13. Cela étant, dans certaines situations spécifiques dans lesquelles le travailleur est incapable de remplir ses fonctions, le droit au congé annuel payé ne peut être subordonné par un État membre à l'obligation d'avoir effectivement travaillé (voir, en ce sens, arrêt du 24 janvier 2012, Dominguez, C-282/10, EU :C :2012 :33, point 20 et jurisprudence citée) (point 59).

14. Il en est ainsi, notamment, en ce qui concerne les travailleurs qui sont absents du travail à cause d'un congé de maladie au cours de la période de référence.

En effet, ainsi qu'il ressort de la jurisprudence de la Cour, au regard du droit au congé annuel payé, ces travailleurs sont assimilés à ceux qui ont effectivement travaillé au cours de cette période (arrêt du 4 octobre 2018, Dicu, C-12/17, EU :C :2018 :799, point 29 et jurisprudence citée) (point 60).

15. Or, il y a lieu de constater que, tout comme la survenance d'une incapacité de travail pour cause de maladie, le fait qu'un travailleur a été privé de la possibilité de travailler en raison d'un licenciement jugé illégal par la suite est, en principe, imprévisible et indépendant de la volonté de ce travailleur (point 67).

16. Dès lors, la période comprise entre la date du licenciement illégal et la date de la réintégration du travailleur dans son emploi, conformément au droit national, à la suite de l'annulation de ce licenciement par une décision judiciaire, doit être assimilée à une période de travail effectif aux fins de la détermination des droits au congé annuel payé (point 69).

17. Enfin, il convient de préciser, que, dans l'hypothèse où le travailleur concerné a occupé un autre emploi au cours de la période comprise entre la date du licenciement illégal et celle de sa réintégration dans son premier emploi, ce travailleur ne saurait prétendre, à l'égard de son premier employeur, aux droits au congé annuel correspondant à la période pendant laquelle il a occupé un autre emploi (points 79 et 88).
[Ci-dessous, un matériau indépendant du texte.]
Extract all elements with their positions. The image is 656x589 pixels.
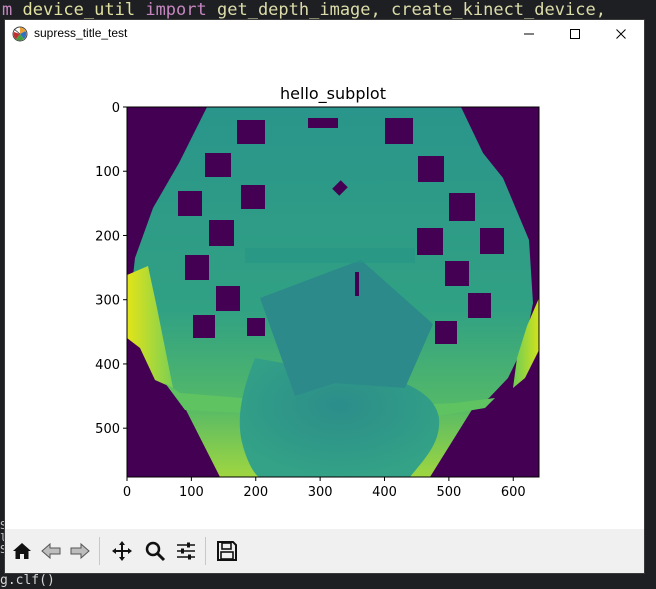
pan-icon bbox=[112, 541, 132, 561]
toolbar-separator bbox=[205, 537, 206, 565]
code-import-keyword: import bbox=[145, 0, 207, 20]
tilted-board bbox=[260, 260, 433, 396]
code-prefix: m bbox=[2, 0, 23, 20]
matplotlib-logo-icon bbox=[12, 26, 28, 42]
left-wall bbox=[127, 266, 173, 388]
back-icon bbox=[41, 542, 61, 560]
y-tick-label: 500 bbox=[95, 422, 120, 437]
y-tick-label: 100 bbox=[95, 165, 120, 180]
maximize-button[interactable] bbox=[552, 20, 598, 48]
x-tick-label: 300 bbox=[308, 485, 333, 500]
configure-subplots-icon bbox=[177, 542, 195, 560]
x-tick-label: 500 bbox=[436, 485, 461, 500]
zoom-icon bbox=[145, 541, 166, 562]
code-import-names: get_depth_image, create_kinect_device, bbox=[217, 0, 606, 20]
forward-button[interactable] bbox=[67, 537, 93, 565]
editor-code-line: m device_util import get_depth_image, cr… bbox=[0, 0, 656, 20]
pan-button[interactable] bbox=[109, 537, 135, 565]
home-button[interactable] bbox=[9, 537, 35, 565]
editor-gutter bbox=[0, 20, 5, 589]
x-tick-label: 100 bbox=[179, 485, 204, 500]
y-tick-label: 300 bbox=[95, 294, 120, 309]
close-icon bbox=[616, 29, 626, 39]
toolbar-separator bbox=[99, 537, 100, 565]
back-button[interactable] bbox=[38, 537, 64, 565]
x-tick-label: 200 bbox=[243, 485, 268, 500]
figure-window: supress_title_test bbox=[5, 20, 644, 573]
x-tick-label: 600 bbox=[501, 485, 526, 500]
x-axis-ticks: 0 100 200 300 400 500 600 bbox=[123, 477, 526, 500]
x-tick-label: 400 bbox=[372, 485, 397, 500]
save-icon bbox=[217, 541, 237, 561]
right-wall bbox=[513, 298, 539, 388]
x-tick-label: 0 bbox=[123, 485, 131, 500]
plot-svg: hello_subplot bbox=[95, 84, 540, 500]
window-titlebar[interactable]: supress_title_test bbox=[5, 20, 644, 48]
y-axis-ticks: 0 100 200 300 400 500 bbox=[95, 101, 127, 437]
axes-frame bbox=[126, 106, 540, 478]
code-module: device_util bbox=[22, 0, 136, 20]
navigation-toolbar bbox=[5, 529, 644, 573]
axes-title: hello_subplot bbox=[280, 84, 386, 104]
figure-canvas[interactable]: hello_subplot bbox=[5, 48, 644, 529]
save-button[interactable] bbox=[214, 537, 240, 565]
maximize-icon bbox=[570, 29, 580, 39]
checker-squares bbox=[178, 118, 504, 344]
zoom-button[interactable] bbox=[142, 537, 168, 565]
window-title: supress_title_test bbox=[34, 26, 128, 40]
minimize-icon bbox=[524, 33, 534, 35]
editor-code-line-bottom: g.clf() bbox=[0, 573, 656, 589]
minimize-button[interactable] bbox=[506, 20, 552, 48]
y-tick-label: 200 bbox=[95, 229, 120, 244]
depth-image bbox=[127, 107, 539, 477]
home-icon bbox=[13, 543, 31, 559]
vase-shape bbox=[239, 358, 440, 477]
y-tick-label: 400 bbox=[95, 358, 120, 373]
forward-icon bbox=[70, 542, 90, 560]
configure-subplots-button[interactable] bbox=[173, 537, 199, 565]
y-tick-label: 0 bbox=[112, 101, 120, 116]
wall-strip bbox=[245, 248, 415, 263]
close-button[interactable] bbox=[598, 20, 644, 48]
18. Il en résulte qu'il y a lieu de juger désormais que, sauf lorsque le salarié a occupé un autre emploi durant la période d'éviction comprise entre la date du licenciement nul et celle de la réintégration dans son emploi, il peut prétendre à ses droits à congés payés au titre de cette période en application des dispositions des articles L. 3141-3 et L. 3141-9 du code du travail.

19. Pour rejeter la demande du salarié tendant à obtenir que la société soit condamnée à lui payer une rémunération pour chaque mois écoulé entre son éviction de l'entreprise et sa réintégration assortie des congés payés afférents, l'arrêt retient que le salaire mensuel à prendre en considération pour calculer l'indemnité d'éviction s'élève à 8 491,66 euros, soit la rémunération perçue en moyenne par l'intéressé avant la rupture, et que la période d'éviction n'ouvre pas droit à acquisition de jours de congés.

20. En statuant ainsi, la cour d'appel a violé les textes susvisés.

Portée et conséquences de la cassation

21. La cassation prononcée (sur le deuxième moyen des pourvois n° 19-24.766 et 19-26.269) n'emporte pas cassation des chefs de dispositif de l'arrêt condamnant l'employeur aux dépens ainsi qu'au paiement d'une somme au titre de l'article 700 du code de procédure civile, justifiés par d'autres condamnations prononcées à l'encontre de celui-ci et non remises en cause.

PAR CES MOTIFS, la Cour :

REJETTE le pourvoi n° 19-25.812 ;

CASSE ET ANNULE, mais seulement en ce qu'il déboute M. [T] de sa demande au titre des congés payés afférents à l'indemnité d'éviction, l'arrêt rendu le 25 septembre 2019, entre les parties, par la cour d'appel de Paris ;

Remet, sur ce point, l'affaire et les parties dans l'état où elles se trouvaient avant cet arrêt et les renvoie devant la cour d'appel de Paris, autrement composée.

- Président : M. Cathala - Rapporteur : Mme Capitaine - Avocat général : Mme Berriat (premier avocat général) - Avocat(s) : SCP Lyon-Caen et Thiriez ; SCP Rousseau et Tapie -

Textes visés :

Articles L. 1226-9 et L. 1226-13 du code du travail.

Rapprochement(s) :

Sur l'ouverture du droit à l'acquisition de congés durant la période d'éviction précédant la réintégration du salarié : CJUE, arrêt du 25 juin 2020, Varhoven kasatsionen sad na Republika Bulgaria, C- 762/18 et Iccrea Banca, C-37-19. En sens contraire : Soc., 11 mai 2017, pourvoi n° 15-19.731, Bull. 2017, V, n° 73 (rejet).